The LDS Church website explains that Family Home Evening is a “time to strengthen family ties…by learning the gospel together, by listening to each other’s feelings, thoughts and ideas, and by enjoying activities together.” The website recommends the evening start and end with prayer and include music, games, a “light and loving” atmosphere, and even service projects such as helping a neighbor in need.
What a great idea! The Catholic Church and Pope Francis also have strongly emphasized the importance of family life. The Pope’s prepared speech text for September 26, 2015 at the Philadelphia World Meeting of Families proclaimed: “We cannot call any society healthy when it does not leave room for family life.” In his improvised speech given the same night, he told how God’s love for humanity was so great that: “He made the highest expression of love – his own son. And where did he send his son – to a palace? To a city? No. he sent him to a family. God sent him amid a family.”

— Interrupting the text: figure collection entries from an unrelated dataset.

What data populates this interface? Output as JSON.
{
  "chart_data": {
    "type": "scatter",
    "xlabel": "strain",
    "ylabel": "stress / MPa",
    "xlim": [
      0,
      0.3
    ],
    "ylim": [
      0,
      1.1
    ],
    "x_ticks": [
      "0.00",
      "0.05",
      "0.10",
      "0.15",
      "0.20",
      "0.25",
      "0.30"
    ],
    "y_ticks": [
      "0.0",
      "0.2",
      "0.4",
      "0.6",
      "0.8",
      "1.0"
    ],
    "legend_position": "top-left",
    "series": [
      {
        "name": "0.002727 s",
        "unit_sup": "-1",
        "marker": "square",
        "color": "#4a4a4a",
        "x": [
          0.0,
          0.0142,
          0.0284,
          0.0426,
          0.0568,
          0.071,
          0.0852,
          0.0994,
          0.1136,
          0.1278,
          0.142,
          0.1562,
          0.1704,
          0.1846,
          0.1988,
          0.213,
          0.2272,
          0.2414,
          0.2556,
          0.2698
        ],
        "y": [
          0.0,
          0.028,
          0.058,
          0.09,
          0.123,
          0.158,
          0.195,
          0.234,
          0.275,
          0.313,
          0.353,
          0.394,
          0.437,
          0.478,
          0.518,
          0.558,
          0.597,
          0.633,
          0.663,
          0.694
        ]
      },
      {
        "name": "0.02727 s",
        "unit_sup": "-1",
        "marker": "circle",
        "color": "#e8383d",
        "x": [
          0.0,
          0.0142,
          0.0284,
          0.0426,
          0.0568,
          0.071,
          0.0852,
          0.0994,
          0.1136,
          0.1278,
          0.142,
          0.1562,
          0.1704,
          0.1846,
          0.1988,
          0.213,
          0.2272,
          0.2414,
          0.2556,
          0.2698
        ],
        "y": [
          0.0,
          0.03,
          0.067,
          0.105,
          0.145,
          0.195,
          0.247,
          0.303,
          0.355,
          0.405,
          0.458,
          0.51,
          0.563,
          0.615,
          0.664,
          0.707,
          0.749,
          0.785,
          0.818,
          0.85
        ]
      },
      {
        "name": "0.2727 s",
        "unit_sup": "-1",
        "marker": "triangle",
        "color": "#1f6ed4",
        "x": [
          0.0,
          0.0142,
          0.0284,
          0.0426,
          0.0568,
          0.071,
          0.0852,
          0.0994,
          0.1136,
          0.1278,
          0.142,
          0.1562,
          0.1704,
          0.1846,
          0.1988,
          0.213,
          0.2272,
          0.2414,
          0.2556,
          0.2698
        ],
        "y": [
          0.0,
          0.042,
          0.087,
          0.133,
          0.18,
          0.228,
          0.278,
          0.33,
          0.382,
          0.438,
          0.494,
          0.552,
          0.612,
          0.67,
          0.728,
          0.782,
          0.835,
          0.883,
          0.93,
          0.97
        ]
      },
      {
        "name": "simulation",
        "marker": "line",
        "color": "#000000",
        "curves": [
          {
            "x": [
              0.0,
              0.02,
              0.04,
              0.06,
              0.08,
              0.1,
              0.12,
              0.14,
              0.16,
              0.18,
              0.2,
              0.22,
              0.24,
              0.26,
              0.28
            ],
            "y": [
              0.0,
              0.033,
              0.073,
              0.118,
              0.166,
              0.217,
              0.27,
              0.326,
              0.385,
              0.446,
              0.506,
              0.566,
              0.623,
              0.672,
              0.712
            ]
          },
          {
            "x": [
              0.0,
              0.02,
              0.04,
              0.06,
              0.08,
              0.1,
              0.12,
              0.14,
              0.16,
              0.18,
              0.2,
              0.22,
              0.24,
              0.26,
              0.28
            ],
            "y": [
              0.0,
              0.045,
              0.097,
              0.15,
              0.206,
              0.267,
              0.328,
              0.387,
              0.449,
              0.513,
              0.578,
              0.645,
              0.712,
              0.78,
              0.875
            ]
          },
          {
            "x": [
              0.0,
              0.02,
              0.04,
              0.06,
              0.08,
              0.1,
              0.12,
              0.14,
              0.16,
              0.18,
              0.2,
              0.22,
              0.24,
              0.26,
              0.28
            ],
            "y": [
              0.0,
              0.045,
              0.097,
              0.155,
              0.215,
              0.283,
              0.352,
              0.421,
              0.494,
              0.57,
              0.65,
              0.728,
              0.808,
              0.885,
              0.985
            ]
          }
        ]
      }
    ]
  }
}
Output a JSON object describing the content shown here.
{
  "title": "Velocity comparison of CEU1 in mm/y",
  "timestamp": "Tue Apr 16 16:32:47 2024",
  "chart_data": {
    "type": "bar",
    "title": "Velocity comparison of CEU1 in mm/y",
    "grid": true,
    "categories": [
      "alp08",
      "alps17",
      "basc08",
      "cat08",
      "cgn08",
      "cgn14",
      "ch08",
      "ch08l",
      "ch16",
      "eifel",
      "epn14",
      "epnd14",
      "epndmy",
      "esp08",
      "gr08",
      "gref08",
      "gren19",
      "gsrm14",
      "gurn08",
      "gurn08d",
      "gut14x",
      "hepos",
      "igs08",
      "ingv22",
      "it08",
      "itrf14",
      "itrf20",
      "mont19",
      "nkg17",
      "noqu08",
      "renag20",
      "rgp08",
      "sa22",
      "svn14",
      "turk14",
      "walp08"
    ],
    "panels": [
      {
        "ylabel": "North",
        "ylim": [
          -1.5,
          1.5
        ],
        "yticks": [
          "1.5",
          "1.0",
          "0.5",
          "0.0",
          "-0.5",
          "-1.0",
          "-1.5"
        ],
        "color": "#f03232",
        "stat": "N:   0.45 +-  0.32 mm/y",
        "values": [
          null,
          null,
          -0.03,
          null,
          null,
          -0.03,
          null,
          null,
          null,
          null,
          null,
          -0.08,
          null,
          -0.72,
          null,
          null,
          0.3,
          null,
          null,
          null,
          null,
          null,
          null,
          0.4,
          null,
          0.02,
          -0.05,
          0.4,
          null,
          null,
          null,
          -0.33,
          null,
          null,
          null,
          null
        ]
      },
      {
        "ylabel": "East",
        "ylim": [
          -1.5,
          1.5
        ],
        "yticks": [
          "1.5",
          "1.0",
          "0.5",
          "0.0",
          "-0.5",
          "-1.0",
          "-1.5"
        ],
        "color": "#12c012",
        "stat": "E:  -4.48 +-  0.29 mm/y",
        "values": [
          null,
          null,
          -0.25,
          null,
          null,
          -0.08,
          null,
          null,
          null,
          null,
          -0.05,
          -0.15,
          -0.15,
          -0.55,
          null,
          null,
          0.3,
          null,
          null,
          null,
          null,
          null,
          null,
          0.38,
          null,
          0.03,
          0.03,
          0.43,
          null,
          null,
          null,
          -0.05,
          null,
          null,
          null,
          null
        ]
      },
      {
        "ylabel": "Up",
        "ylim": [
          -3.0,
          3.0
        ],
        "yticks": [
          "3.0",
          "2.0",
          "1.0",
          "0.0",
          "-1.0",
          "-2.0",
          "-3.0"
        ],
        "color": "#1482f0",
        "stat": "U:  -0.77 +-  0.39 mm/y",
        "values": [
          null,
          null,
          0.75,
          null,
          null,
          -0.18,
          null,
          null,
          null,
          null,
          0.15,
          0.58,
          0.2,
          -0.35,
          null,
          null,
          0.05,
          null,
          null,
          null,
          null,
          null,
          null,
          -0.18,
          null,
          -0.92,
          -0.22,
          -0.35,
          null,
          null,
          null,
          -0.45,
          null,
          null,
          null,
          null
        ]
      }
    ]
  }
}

There are so many obstacles to family time, including school activities, work, cell phones, and various other responsibilities or problems. Yet, the Pope explained in Philadelphia that: “difficulties are overcome with love. Hatred is not capable of dealing with any difficulty and overcoming any difficulty. Division of hearts cannot overcome any difficulty. Only love. Only love is able to overcome. Love is about celebration, love is joy, love is moving forward.” Thus, for love, I believe family time must be planned and scheduled, like any other life event. Having a regular day to plan for, such as a Family Home Evening, is an inspired idea.
I learned this lesson many years ago, fortunately when our children still were young. I decided to start scheduling and blocking out family time as part of my regular calendar, just like I docketed court appearances, client meetings, and business phone calls. Clients asking for meeting time have always been flexible when I told them I was busy (whether for other work or family) at a suggested meeting time. I have never regretted this decision, and neither have my clients or my family. It made me a more engaged lawyer, a happier person, and a better husband and father.
Mike- thanks for posting your thoughts on this. It has been said, “No other success can compensate for failure in the home.” So why not schedule it? It doesn’t demean family time to schedule it. In fact, it puts it on the same level as the many other activities and obligations we have. So often, as busy professionals, we put family time on the “back burner” when it should really be a priority. Thanks again!